Being pretty was not “a thing” when Lakshmi was growing up; it wasn’t a virtue to be attained. “The only thing we were expected to do was study. If anyone called me pretty, my mother would tell me, ‘I made that,’ meaning that my looks were not counted as an achievement and if I wanted to be proud of something, I had to go out there and make it myself,” she grins.
Lakshmi’s first experiences of watching film shoots were at her ancestral beachside house in Thiruvananthapuram, which was regularly used by Malayalam filmmakers as a set for films and television serials.
She was even “spotted” by one of the filmmakers and offered a role, but when Lakshmi’s family realised it involved a romantic scene with the much older lead actor, there was no more talk of it.
Later, while studying at Government Kilpauk Medical College in Chennai, Lakshmi began getting modelling offers. From there to films was a short step away. “I decided to give it a shot; if I was bad at it, I would have quit it. But I noticed that I was able to put in hours of work without getting bored. I was, in fact, willing to be bored and poor. That’s when I knew this was the right career for me,” laughs Lakshmi.
Having acted in several Tamil films, Lakshmi ventured into screenwriting with the film Masala Padam, starring Mirchi Shiva and Bobby Simha. The first film Lakshmi produced was the Hindi-Tamil Daro Mat (2019), which she wrote, produced and co-directed.
Available on YouTube, the 20-minute short film, in which Lakshmi also plays the lead role, has garnered over three million views.
After that, she set up her own production banner FiDi Talkies based out of Manhattan, New York, and named after her favourite part of the city – the Financial District! The first film under this banner is When The Music Changes, which Lakshmi has written, directed and produced.

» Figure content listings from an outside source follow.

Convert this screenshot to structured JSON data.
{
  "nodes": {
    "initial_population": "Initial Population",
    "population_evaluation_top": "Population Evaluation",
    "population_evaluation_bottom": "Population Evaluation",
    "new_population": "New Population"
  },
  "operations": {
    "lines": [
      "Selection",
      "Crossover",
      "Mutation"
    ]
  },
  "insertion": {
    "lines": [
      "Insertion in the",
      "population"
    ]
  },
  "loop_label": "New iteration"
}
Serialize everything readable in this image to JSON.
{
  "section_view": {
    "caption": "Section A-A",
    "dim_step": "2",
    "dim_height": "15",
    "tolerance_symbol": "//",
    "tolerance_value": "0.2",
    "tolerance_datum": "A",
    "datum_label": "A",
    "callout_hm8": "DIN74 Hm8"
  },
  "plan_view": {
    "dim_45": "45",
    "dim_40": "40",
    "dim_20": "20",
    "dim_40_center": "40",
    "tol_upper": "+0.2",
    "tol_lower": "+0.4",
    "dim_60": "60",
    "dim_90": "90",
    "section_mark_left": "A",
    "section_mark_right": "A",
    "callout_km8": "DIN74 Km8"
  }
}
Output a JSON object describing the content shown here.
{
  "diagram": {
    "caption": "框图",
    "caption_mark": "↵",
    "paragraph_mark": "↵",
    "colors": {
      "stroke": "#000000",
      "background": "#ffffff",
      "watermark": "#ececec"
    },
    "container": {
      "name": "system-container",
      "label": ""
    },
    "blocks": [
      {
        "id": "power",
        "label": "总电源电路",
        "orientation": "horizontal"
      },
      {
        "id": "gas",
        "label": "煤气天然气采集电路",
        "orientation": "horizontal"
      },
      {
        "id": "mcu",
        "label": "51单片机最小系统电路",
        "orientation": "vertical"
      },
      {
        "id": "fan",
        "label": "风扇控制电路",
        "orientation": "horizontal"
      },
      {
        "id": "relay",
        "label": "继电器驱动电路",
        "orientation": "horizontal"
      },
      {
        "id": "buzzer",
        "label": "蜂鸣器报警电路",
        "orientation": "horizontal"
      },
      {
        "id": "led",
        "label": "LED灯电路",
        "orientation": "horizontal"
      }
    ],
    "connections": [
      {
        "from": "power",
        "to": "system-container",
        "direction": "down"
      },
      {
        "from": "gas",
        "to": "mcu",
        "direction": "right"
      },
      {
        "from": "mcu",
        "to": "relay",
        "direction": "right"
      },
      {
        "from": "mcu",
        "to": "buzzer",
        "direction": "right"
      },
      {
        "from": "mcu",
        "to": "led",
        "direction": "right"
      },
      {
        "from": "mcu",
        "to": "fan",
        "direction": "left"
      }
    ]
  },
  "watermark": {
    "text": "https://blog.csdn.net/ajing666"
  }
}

“I was very particular about casting. I wasn’t looking for someone famous but they had to be fabulous actors,” says Lakshmi, whose film is based in Hyderabad and employs all local talent.
Besides acting skills, she also sought high IQ in her cast. “I like hiring smart actors. I don’t want them to just mimic what the director is telling them to do, but to bring something of their own to the table,” explains Lakshmi.
She deliberately leaves room for improv (improvisational theatre), and is very flexible about changing the script on set. Since most of her shoots are done in sync sound or synchronised sound recording, there is scope for impromptu changes in script as there is no dubbing required later.
Lakshmi was triggered to shoot a film on rape because she noticed people swiping through news headlines on their phones on this topic without stopping or thinking twice about it.
“Rape has become so common that we have become immune to reading about it. But just because you close your eyes doesn’t mean it’s not happening. We aren’t doing enough,” she says, citing figures that a woman is raped every 16 minutes in India and those are only the reported numbers.
“Women and girls of all age groups are raped, whether they are babies or old women. It astounds me that all this still exists today – as if women are not people,” she says heatedly.
Through her film, she says, she wants women to stop equating rape with “losing one’s honour”. It is such kind of misogynistic misconceptions that are at play when Indian judges tell rapists to marry their victims. “If you decide your honour isn’t gone, it isn’t gone. It’s not a thing you can lose, don’t believe that lie,” she says.